Zenith kendi kronograf mekanizmasını 1962 yılında geliştirmeye başlamıştı, ancak proje on yılın sonlarına kadar bekletildi. 1969’un başlarında şirket efsane kalibesi  El Primero’yu duyurdu. Aynı donemde Heuer’in başını çektiği İsviçreli saat şirketleri grubu Project 99 kod adı altında Chronomatic’i geliştirmekteydi. (Bilindiği üzere Chronomatic, daha sonra ikonik kare kasa model Heuer Monaco’da  yer alan Calibre 11’le horoloji tarihine iz bırakanlar arasında yerini alacaktı.) Tüm bu gelişmeler yaşanırken 1964 yılında Seiko kendinden hiç beklenmedik şekilde ref. 5717. adlı kalibresini duyurararak büyük sükse yapmıştı. Bu başarının yankıları hala sürerken, Seiko’dan beklenmedik bir hamle daha geldi ve Japonlar birden fazla şirketin kaynaklarını bir araya getiren Chronomatic grubunun bile yapamadığını yaparak ilk otomatik, tam entegre kronograf mekanizması ürettiklerini duyurdular! Zenith’in meşhur El Primero’su da tamamen entegre bir mekanizmaya sahip olsa da, geliştirilmesi neredeyse on yıl sürmüş ve piyasaya ancak yılın ilerleyen zamanlarında çıkabilmişti. Heuer’in modüler yapıdaki Calibre 11 li Monaco’su ise Nisan 1969’da uluslar arası Basel fuarında duyurulmuş ve hiç şüphesiz ‘küresel pazarlara sunulan ilk otomatik kronograf saat” olarak tarihte yerini almıştı.(Sonrasında Steve McQueen’in 1971 yapımı Le Mans filminde takacağı ikonik kare kasa Monaco ile Caliber11’in şöhreti iyice perçinlenmiş ve tam bir efsane olmuştur). Bütün bu gelişmeler yaşanırken, Seiko ise sessiz sedasız bir şekilde 6139-6000 model kronografını Japon iç pazarına sürmüş, ve zaten fotofinish’le sonuçlanan yarış daha da enterasan hale gelmişti. Zira 6139 saatlerin perakende piyasasında ilk olarak hangi ayda satıldığı net olarak bilinmese de, dönem saatlerinin seri numaraları çözümlendiğinde Ocak ve Şubat 1969 üretimine kadar uzanan modellere rastlanmaktadır.(yani Heuer Monaco’dan 3 ay önce!)  Sözün özü “Küresel pazarlara sunulan ilk otomatik kronograf” Heuer Monaco  Caliber11 olarak kabul edilse de, bu yarışta sadece Japonya iç pazarına odaklanan mütevazi Seiko’nun hakkı sanki biraz yenmişti. Neyse, sabredin, zira kader henüz ağlarını örmemişti…

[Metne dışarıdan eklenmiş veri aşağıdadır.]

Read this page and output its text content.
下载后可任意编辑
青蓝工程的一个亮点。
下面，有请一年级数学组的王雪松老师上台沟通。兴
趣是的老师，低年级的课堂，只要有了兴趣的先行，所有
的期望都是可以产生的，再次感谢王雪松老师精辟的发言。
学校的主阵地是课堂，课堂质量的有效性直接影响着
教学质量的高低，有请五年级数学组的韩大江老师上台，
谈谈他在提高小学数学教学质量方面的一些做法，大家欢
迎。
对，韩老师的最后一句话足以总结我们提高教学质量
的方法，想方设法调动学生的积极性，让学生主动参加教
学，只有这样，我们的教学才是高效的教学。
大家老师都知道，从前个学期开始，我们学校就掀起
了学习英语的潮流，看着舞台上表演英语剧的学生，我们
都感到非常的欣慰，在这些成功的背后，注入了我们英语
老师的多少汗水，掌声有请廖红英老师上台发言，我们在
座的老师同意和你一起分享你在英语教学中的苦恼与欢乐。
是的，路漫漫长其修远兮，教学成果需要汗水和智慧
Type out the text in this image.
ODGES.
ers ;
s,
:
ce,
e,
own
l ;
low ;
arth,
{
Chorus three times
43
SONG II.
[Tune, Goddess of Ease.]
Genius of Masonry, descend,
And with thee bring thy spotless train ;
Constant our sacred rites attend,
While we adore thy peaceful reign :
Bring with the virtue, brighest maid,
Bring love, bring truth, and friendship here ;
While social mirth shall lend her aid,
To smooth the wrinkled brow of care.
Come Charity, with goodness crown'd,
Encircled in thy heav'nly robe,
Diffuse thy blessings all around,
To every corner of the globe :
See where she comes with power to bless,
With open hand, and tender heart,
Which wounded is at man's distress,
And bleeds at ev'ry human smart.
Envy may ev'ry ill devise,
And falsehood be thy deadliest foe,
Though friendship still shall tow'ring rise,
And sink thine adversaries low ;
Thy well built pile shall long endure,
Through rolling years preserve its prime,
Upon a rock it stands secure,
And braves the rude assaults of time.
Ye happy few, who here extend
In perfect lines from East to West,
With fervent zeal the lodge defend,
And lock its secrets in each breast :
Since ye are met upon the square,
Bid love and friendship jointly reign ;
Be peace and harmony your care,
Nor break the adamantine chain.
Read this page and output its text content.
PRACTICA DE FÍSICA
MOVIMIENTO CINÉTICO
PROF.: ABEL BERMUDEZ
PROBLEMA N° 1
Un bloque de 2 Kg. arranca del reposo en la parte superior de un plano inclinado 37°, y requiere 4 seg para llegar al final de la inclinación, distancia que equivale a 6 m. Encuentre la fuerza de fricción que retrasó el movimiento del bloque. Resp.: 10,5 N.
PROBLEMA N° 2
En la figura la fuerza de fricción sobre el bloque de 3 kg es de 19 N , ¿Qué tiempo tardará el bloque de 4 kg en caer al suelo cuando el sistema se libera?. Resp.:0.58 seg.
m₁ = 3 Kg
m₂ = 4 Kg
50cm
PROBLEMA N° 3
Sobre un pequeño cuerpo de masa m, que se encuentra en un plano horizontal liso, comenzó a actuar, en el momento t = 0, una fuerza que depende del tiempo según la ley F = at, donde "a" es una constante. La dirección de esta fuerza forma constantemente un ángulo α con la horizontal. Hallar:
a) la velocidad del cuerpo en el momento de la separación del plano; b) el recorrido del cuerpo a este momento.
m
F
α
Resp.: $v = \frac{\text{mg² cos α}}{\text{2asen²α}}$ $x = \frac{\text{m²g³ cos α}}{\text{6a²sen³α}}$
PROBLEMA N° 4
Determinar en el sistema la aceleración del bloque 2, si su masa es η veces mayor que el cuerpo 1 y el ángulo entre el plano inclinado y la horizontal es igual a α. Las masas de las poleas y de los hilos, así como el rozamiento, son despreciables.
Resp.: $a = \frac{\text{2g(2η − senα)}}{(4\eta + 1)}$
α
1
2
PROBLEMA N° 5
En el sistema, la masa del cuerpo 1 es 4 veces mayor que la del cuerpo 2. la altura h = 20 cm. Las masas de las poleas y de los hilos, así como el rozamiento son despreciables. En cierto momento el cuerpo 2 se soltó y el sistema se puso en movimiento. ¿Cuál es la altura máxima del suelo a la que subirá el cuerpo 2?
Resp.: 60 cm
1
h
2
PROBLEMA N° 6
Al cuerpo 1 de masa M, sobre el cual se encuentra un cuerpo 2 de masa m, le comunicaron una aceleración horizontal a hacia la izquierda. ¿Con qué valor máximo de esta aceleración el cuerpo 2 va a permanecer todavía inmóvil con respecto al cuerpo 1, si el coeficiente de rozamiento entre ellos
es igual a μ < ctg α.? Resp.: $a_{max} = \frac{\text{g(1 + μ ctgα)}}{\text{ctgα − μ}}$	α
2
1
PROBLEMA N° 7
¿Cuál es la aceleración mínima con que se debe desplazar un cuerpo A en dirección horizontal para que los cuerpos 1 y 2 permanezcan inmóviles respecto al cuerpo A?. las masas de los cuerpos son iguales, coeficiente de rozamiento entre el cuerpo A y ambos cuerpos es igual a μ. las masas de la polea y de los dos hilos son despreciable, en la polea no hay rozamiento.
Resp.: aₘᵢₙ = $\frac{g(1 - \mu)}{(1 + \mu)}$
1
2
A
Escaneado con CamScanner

Sinn ve bir Uzay hikayesi;

Toolbox diye bilinen saatler, özellikle son dünya savaşından beri insanoğluna maceralarında eşlik etmek için tasarlanmakta ve koleksiyonerler özellikle uçuş tarihiyle gerçek bir bağlantısı olan, amaca yönelik üretilmiş bu modellere ise ayrı bir ilgi duymakta. Hemen hemen tüm koleksiyonerlerin favorilerinin başında gelen Rolex GMT Masters, Breitling Cosmonautes, Omega Speedmaster gibi efsanelerin arasına 1985 yılında enterasan hikayesiyle genç bir oyuncu katıldı. Sinn 142.  Spacelab D1 görevi sırasında Alman Astronot Reinhard Furrer’in bileğinde görev sırasında bulunan Sinn 142 uzayda kullanıldığı bilinen ilk otomatik kronograf olarak kayıtlara geçti…

O tarihe kadar otomatik kronografların tasarımları gereği yer çekimsiz (düşük çekimli) ortamda düzgün çalışamayacağı ve kurmalı kronografların ya da quartz (pilli mekanizmalı) saatlerin bu tarz görevler için daha doğru/güvenilir ölçme aletleri olduğu düşünülmekteydi. Sinn 142, tüm bu tabuları yıkmış ve bu başarı genç markayı haklı şekilde elit markalar ligine çıkarmıştı. İlginç bir şekilde, Spacelab D1 görevinden yirmi yılı aşkın bir süre sonra, Sinn’in aslında uzayda kullanılan ilk otomatik kronograf olmadığı gerçeği garip bir tesadüfle ortaya çıktı – meğer bu onur aslında 70’lerin görece ucuz, seri üretimi mütevazi bir Seiko’suna aitmiş.- İlginç keşif, 2007 yılında kartal gözlü bir saat meraklısı olan David Bruno’nun Skylab 4 adlı NASA görevi fotoğraflarında astronot Albay Pogue’un bileğinde bir Seiko 6139-6002 farketmesiyle gerçekleşti. Detaylı bir araştırma ve sonrasınsa emekli astronotla yapılan yazışmaların neticesinde şüpheler doğrulandı ve kronograf saatlerin ve Uzay Programı’nın tarihi muhtemelen sonsuza dek değişti. Seiko 6139, Uzay görevinde kullanılan ilk otomatik saat olarak kayıtlara geçti.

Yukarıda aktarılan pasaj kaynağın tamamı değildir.